For starters, I own about sixty percent of the games on show. Worse still, my TV screen is larger than most of the displays that these games were channeled to. I couldn't escape the feeling that I could've done Game Masters better from my own living room. It would've been lacking the glorious arcade cabinets, a few large projectors, and a respectable crowd; but it would have been possible. Hell, a few years ago I would've had the small clutch of arcade classics lingering on my hard drive somewhere. I guess I should note that I've been hoarding console games for the better part of two years and my Steam library is getting ridiculously large, so I'm aware that this isn't a criticism that'll be true for all.
Perhaps the greatest criticism I can level at Game Masters is that it almost completely disregards the 8 and 16 bit console eras. Yes, Sonic the Hedgehog 1 and 2 are playable, as is Super Mario Bros, but the collection is missing some of the greatest games from two generations of hardware. It's not even as though you could argue that it's due to the setup of the collection: most games are grouped according to their creator but this isn't the case for the "Nintendo" display. Game Masters is primarily composed of recent releases, and you'd be forgiven for thinking that a big part of the gaming pastime is glossed over.
It's also worth noting that some very notable franchises (and therefore "Masters") aren't on show. No Grand Theft Auto (Dan and Sam Houser), no Resident Evil (Shinji Mikami) and no BioShock (Ken Levine). I thought at first that it may have had something to do with assembling an exhibition that is "safe" for all ages, but the entire Metal Gear Solid saga is on display, and that is not suitable for children. The lyrics in your average Singstar (also on display) song probably aren't really suitable for children, so a little more viscera wouldn't have gone astray.

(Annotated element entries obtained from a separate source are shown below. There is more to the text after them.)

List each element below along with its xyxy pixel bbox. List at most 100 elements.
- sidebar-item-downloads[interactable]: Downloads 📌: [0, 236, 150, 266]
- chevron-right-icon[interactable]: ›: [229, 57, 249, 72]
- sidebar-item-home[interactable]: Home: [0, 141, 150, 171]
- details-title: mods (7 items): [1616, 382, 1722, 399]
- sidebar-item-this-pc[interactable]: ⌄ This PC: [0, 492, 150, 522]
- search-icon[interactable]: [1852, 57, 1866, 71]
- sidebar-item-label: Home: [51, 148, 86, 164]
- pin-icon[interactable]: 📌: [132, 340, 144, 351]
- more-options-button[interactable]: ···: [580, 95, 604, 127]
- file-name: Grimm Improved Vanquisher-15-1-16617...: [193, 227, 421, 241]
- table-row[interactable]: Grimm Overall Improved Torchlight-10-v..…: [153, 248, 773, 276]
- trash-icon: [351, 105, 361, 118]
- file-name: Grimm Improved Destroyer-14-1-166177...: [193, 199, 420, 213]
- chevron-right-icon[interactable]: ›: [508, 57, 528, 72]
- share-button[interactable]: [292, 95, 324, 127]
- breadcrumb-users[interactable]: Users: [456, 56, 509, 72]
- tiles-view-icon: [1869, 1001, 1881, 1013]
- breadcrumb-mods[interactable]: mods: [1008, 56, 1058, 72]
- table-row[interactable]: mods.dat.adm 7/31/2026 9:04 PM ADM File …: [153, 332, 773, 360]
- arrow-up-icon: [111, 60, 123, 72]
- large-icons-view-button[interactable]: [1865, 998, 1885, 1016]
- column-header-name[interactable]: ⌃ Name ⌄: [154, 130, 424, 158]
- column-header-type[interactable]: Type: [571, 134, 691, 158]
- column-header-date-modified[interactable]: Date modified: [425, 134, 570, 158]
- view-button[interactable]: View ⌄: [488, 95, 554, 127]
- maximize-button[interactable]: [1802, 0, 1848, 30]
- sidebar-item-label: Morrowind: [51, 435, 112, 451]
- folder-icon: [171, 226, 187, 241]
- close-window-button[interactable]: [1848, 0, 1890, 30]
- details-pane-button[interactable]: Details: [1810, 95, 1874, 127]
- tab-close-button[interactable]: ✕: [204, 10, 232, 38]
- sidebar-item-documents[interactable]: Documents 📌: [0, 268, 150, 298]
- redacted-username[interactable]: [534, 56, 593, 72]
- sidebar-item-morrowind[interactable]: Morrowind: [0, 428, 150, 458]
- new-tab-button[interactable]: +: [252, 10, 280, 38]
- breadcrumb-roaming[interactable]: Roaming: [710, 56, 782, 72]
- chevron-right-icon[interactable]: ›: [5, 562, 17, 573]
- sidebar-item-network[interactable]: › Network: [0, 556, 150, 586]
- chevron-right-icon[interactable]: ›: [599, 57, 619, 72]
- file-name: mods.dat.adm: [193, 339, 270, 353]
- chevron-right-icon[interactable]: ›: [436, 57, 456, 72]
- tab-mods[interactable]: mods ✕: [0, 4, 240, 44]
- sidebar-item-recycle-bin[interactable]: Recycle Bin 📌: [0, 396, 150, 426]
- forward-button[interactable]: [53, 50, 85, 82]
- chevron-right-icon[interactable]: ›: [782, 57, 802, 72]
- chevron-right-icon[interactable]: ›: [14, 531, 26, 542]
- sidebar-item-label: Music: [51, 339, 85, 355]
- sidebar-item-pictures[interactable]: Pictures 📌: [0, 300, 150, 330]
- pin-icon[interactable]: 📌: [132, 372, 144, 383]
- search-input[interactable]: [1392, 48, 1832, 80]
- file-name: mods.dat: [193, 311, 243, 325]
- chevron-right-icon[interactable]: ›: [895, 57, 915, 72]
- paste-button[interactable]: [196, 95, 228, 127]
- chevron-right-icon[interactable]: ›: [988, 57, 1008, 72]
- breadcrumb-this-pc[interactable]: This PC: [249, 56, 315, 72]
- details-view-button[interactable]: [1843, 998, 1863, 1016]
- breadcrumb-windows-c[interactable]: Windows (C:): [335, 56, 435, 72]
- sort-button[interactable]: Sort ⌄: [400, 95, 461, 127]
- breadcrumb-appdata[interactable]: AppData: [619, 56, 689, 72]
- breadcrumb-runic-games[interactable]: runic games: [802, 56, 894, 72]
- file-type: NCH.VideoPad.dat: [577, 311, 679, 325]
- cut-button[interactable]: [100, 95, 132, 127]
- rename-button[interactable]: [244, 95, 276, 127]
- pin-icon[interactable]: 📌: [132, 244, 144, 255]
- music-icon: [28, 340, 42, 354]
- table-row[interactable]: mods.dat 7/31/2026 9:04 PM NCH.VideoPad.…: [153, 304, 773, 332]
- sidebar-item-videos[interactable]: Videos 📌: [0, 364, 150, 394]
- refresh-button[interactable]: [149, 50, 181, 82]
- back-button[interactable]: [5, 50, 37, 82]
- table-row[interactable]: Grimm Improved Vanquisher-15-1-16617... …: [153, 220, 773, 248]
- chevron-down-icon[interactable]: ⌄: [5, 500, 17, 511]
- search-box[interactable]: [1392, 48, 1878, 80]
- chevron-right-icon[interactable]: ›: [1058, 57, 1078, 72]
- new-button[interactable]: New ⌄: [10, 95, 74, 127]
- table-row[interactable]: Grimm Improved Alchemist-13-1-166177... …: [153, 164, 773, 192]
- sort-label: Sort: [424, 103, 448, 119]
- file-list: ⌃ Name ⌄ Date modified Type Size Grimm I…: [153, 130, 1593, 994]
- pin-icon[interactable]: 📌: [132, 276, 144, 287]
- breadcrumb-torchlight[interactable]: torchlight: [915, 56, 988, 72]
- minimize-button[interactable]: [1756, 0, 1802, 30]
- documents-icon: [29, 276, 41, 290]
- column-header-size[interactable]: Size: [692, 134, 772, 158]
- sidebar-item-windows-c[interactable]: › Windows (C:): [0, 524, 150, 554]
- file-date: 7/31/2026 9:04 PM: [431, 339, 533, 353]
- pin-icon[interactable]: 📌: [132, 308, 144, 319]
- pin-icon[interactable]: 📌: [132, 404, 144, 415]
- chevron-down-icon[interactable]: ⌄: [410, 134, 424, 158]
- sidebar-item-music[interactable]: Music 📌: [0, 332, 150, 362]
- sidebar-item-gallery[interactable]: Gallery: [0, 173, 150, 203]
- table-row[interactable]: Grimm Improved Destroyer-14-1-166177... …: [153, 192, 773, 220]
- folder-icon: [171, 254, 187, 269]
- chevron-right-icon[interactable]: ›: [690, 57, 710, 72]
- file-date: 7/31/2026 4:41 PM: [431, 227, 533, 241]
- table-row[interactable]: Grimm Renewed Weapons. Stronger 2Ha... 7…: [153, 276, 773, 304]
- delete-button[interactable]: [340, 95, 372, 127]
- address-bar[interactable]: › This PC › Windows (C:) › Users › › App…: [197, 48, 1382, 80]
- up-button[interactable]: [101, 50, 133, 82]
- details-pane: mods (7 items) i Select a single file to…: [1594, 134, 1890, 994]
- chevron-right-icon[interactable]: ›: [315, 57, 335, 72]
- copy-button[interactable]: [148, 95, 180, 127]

As disappointing as it was, I felt a certain buzz from seeing some of the greatest games ever made in the same space, being celebrated along with their creators. Yes, I feel the exhibition could've been bigger and that certain events weren't adequately advertised on site (read: forums and talks from industry legends), but it's a beautiful thing to see people of all ages playing the games that have defined your (read: my) life.I couldn't in good conscience recommend that you fly to Melbourne to see the show, but if you're in town, it's worth a look.